Some compositing packages allow easier tweaking of the Z channel. Combustion uses 3DS MAX's rpf file format to accurately layer different 3D renders in comp, necessitating only the rerender of one 3D render if something goes wrong. In other packages, we can use the Z depth channel as an alpha, and effectively mask certain areas of the image that we know are behind an object.
Today we had our first set of dailies for our next film, Charlotte's Web. While I won't discuss what we viewed (it was mostly internal work being developed for the show), I have to say that it definitely blows previous generations of fur shading and animal animation out of the water. The shaders, painters, animators and lighters are true magicians, able to capture the subtle nuances of an animal! If you thought Ray and Carl from the Blockbuster commercials were great, wait until you see the furry critters when Charlotte's Web comes out!
The writers for this film have previous writing credits on films like The Hitchhiker's Guide to the Galaxy, Chicken Run, James and the Giant Peach, 28 Days, Ever After, and more, so this would seem like a good sign. And of course, Danny Elfman is composing!
As per your requests, some inside shots of both Tippett and Pixar. Remember that Tippett is not publicly traded and has less than 200 employees. Pixar is publicly traded, and has over 500 employees.
|Tippett Studio||Pixar Animation Studios|
Yesterday I went to an advanced screening of the film Son of the Mask, which stars Jamie Kennedy of such unforgettable films like Harold and Kumar go to White Castle, and Malibu's Most Wanted. Despite some great visual effects work from certain companies, nothing else can redeem this hundred million dollar flop.
One hundred million, you say? Yes, I do say. This is a PG rated movie, and while there were several children in the audience, I don't recall any of them laughing at the right moments. Many of us cringed in agony at some of the antics on screen. Did they really expect to pull off another Mask? Leave well enough alone. Jim Carrey was good enough to pull that film out of the gutter where it could have landed.
I would definitely skip this movie. Even if you have kids, it's better to just watch reruns of Finding Nemo or A Bug's Life. Maybe they'll figure out next time that making babies dance in the most freakish way possible is not the way to get an audience into a theatre. Ugh. I would have had more fun spending 90 minutes watching grass grow.
It's getting a little late, after a bunch of crazy shenanigans last night (which I'll discuss in a different post). Today I'm going to go into a little bit more detail with a bluescreen key, using our actor, a wonderful cat!
For all those that connect to this site wirelessly (whom I can count on one hand!), I've added a PDA access link on the sidebar.. You can also get to it directly at http://www.digitalgypsy.com/vfxlog/pda.php. It is the main page, toned down in content to fit a 480 pixel wide screen, as well as the Bio and Filmography sections of this website scaled to fit the same resolution.
Why did I do this, do you ask? Well, for one I have a PDA now, and for two, it looks like the future will be to connect to any website, whenever you want. Be it through a phone browser or a PDA browser. I've based the screen resolution on the highest maximum resolution in landscape mode for a PDA device, 480 pixels. Some of the newer iPaqs may be wider, but I haven't tested this website with those PDAs.

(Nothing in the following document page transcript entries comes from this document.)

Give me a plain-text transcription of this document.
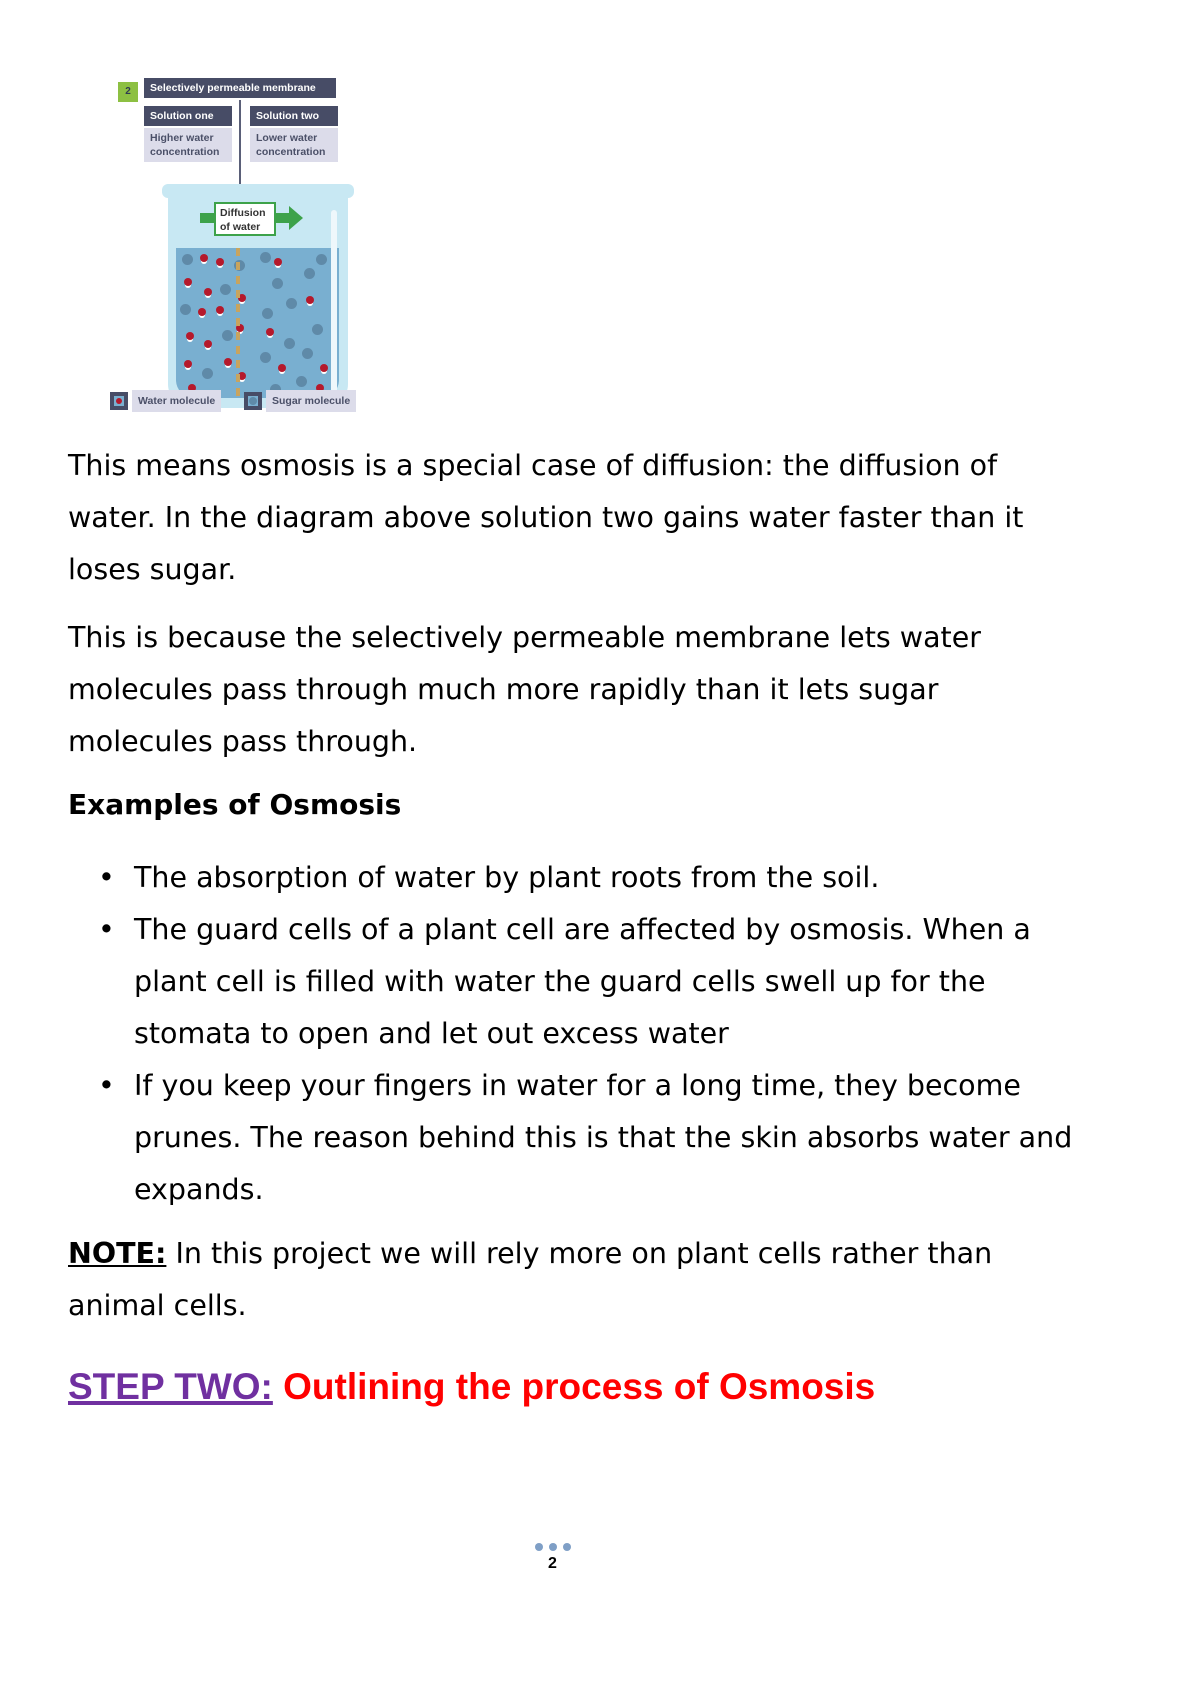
2	Selectively permeable membrane
Solution one
Higher water
concentration
Solution two
Lower water
concentration
Diffusion
of water
Water molecule	Sugar molecule

This means osmosis is a special case of diffusion: the diffusion of water. In the diagram above solution two gains water faster than it loses sugar.

This is because the selectively permeable membrane lets water molecules pass through much more rapidly than it lets sugar molecules pass through.

Examples of Osmosis
• The absorption of water by plant roots from the soil.
• The guard cells of a plant cell are affected by osmosis. When a plant cell is filled with water the guard cells swell up for the stomata to open and let out excess water
• If you keep your fingers in water for a long time, they become prunes. The reason behind this is that the skin absorbs water and expands.

NOTE: In this project we will rely more on plant cells rather than animal cells.

STEP TWO: Outlining the process of Osmosis
2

Received this link from a co-worker, which shows the end credits for Constantine. It looks like Tippett is the lead house on the show! Quite cool! And there's me on the top of page 14!
You'll notice that the Tippett crew credits are long and extensive, while the ESC crew credits, which follows ours, are much simpler and are lumped together. It seems the rest of the companies are lumped together as well, without regard to exactly who did what. I'm not sure why this is, or even if it will appear on screen this way. Some recurring names occur between the Tippett and ESC as well!
There are nine days left until the show premieres in North America. I'm pretty sure that we'll get an advance screening, but when, I don't know.